Photographing mundane details of her surroundings—including building facades, staircases, floorboards, and trees—Japanese photographer Yoko Ikeda scrutinises her subjects and creates unexpected compositions to elevate poetic moments in overlooked corners.
Ikeda builds her compositions in layers, utilising careful framing and stark variations in focus to confuse the boundary between subject and background. In Atami City, Shizuoka Prefecture (2011), for example, a sharply defined garden sprawl is visible through a blurry cut-out of a cartoon figure’s head, the distance between the two subjects all but disappearing. Similarly, in Nikko City, Tochigi Prefecture (2015), indiscernible forms obscure the pebble area behind them.
The careful study of details and textures of various surfaces is paramount in Ikeda’s practice, as seen in the chromogenic print Salem, MA, USA (2013), which features the rough, gnarled bark of a tree trunk next to the flatness of a matte painted wall. Strategically composed sections of saturated colour are also crucial to her photographs, as seen in Kahoku Town, Yamagata Prefecture (2008), in which pairs of candy-pink slippers are lined up conspicuously on dull grey wooden floorboards, or in Misato Town, Kumamoto Prefecture (2011), in which a bed of bright pink petals smothers dense undergrowth and only the smallest patches of dark green foliage are visible through the cloud of colour. Similarly, Tervuren, Belgium (2013) depicts a corner where a blood-red wall meets a white ceiling.
More than just a way to document, record, or explain the physical world, photography, for Ikeda—as she writes on IBASHO’s website—is also a tool to create something entirely new. For the artist, ‘Photography is a form of experimentation to create a new world through the lens while consciously working with the ambiguity of visual sensation, as well as colours, composition, and fluctuations of perspective.’
Yoko Ikeda was born in Kanazawa City in central Japan and received her formal education from the research department of Tokyo College of Photography.
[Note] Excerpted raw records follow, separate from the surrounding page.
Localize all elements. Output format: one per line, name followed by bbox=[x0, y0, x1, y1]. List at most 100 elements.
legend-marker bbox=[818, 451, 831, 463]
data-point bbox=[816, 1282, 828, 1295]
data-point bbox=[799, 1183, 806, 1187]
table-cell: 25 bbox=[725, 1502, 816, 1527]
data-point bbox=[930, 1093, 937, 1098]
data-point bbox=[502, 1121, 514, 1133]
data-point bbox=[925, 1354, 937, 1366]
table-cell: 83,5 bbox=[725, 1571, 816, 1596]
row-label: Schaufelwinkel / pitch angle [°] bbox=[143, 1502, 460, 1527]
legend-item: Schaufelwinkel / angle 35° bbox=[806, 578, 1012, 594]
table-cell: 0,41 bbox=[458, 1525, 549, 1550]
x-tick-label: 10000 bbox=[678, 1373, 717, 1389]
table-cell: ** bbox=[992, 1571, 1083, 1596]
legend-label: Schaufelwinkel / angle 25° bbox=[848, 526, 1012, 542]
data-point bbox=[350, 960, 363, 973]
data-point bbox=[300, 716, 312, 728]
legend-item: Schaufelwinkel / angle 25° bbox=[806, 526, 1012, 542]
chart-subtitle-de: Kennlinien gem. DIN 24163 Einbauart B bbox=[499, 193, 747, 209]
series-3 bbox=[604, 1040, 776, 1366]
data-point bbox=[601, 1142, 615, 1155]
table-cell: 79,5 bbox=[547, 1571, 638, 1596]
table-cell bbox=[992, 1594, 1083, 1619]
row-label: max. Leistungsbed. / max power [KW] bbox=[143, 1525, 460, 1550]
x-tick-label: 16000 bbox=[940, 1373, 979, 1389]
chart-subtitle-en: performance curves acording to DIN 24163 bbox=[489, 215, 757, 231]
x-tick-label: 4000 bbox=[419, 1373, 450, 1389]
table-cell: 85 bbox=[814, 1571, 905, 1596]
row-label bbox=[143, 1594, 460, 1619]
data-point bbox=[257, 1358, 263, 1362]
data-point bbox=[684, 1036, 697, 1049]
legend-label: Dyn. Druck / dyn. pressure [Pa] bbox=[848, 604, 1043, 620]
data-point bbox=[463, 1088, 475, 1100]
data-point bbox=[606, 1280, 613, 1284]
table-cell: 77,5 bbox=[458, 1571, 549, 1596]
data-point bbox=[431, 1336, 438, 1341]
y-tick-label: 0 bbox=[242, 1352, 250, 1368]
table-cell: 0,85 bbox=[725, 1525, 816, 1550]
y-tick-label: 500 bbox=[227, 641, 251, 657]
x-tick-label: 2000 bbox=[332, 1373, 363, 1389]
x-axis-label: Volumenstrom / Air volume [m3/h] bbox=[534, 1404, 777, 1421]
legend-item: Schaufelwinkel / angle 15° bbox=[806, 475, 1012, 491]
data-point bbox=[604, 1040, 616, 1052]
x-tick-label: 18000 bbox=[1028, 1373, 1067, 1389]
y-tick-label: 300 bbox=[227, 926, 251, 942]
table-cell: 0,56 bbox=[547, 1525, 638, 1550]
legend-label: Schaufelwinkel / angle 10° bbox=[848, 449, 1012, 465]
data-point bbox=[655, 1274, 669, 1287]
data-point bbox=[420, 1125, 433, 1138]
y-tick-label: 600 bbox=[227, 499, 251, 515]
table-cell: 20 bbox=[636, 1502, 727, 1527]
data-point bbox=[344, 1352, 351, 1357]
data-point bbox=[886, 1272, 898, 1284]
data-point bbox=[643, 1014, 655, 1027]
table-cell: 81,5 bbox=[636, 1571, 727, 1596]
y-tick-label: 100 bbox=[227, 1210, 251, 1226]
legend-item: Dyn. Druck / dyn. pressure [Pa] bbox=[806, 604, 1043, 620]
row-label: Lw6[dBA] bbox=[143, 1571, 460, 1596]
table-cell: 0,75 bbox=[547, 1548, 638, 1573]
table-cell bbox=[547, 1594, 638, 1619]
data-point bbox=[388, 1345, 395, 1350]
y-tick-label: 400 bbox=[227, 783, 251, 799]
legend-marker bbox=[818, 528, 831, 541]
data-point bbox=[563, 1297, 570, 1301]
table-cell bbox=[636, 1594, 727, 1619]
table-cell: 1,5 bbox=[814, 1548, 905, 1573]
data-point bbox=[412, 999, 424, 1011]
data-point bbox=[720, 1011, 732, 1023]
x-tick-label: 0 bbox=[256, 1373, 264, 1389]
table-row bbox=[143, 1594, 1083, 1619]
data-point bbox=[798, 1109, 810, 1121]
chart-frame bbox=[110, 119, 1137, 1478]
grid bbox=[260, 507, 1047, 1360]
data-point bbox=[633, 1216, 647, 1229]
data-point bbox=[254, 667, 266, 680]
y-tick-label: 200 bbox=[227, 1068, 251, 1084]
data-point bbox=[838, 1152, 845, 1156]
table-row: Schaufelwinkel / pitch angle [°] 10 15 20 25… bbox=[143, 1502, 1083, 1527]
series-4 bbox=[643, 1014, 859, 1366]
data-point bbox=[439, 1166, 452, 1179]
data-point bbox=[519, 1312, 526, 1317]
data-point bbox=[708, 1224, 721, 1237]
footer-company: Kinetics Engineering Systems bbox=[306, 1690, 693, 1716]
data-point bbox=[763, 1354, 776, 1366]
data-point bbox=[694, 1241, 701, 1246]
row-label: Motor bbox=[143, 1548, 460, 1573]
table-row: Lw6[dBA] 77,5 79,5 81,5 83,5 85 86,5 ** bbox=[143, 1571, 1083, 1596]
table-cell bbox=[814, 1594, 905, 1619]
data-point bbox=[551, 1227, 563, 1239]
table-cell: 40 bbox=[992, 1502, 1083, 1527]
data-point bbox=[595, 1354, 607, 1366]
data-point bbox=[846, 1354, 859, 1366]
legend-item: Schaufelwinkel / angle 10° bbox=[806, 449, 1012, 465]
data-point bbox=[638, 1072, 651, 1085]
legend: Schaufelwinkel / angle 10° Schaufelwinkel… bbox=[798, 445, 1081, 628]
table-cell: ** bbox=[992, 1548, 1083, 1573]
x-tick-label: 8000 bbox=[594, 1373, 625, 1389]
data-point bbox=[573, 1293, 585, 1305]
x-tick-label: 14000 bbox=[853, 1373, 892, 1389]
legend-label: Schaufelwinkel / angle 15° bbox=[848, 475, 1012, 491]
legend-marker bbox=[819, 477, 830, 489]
Notable solo shows include semiconscious note, Gallery Mestalla, Tokyo (2011); fine line between, Nikon Salon, Tokyo (2011); about blanc, Konica Minolta Plaza, Tokyo (2011); Sensation, Gallery Mestalla, Tokyo (2015); Monkey Puzzle, IBASHO, Antwerp (2016); and Crystalline, gallery ART UNLIMITED, Tokyo (2018).
Select group exhibitions include Present Tense, Photographic Center Northwest, Seattle (2010); The Photo Review/Best of Show, Gallery 1401, the University of the Arts, Philadelphia (2012); Reflection, Place M & M2 Gallery, Tokyo (2013); Night & Day, gallery ART UNLIMITED, Tokyo (2013); Secret Garden, gallery ART UNLIMITED, Tokyo (2015); No Art, No Life, gallery ART UNLIMITED, Tokyo (2015); and Regards de femmes, Maison Folie, Mons (2015). In 2013 she was awarded the Philadelphia Museum of Art Purchase Award and, in 2016, the Higashikawa New Photographer Award. She currently lives and works in Tokyo.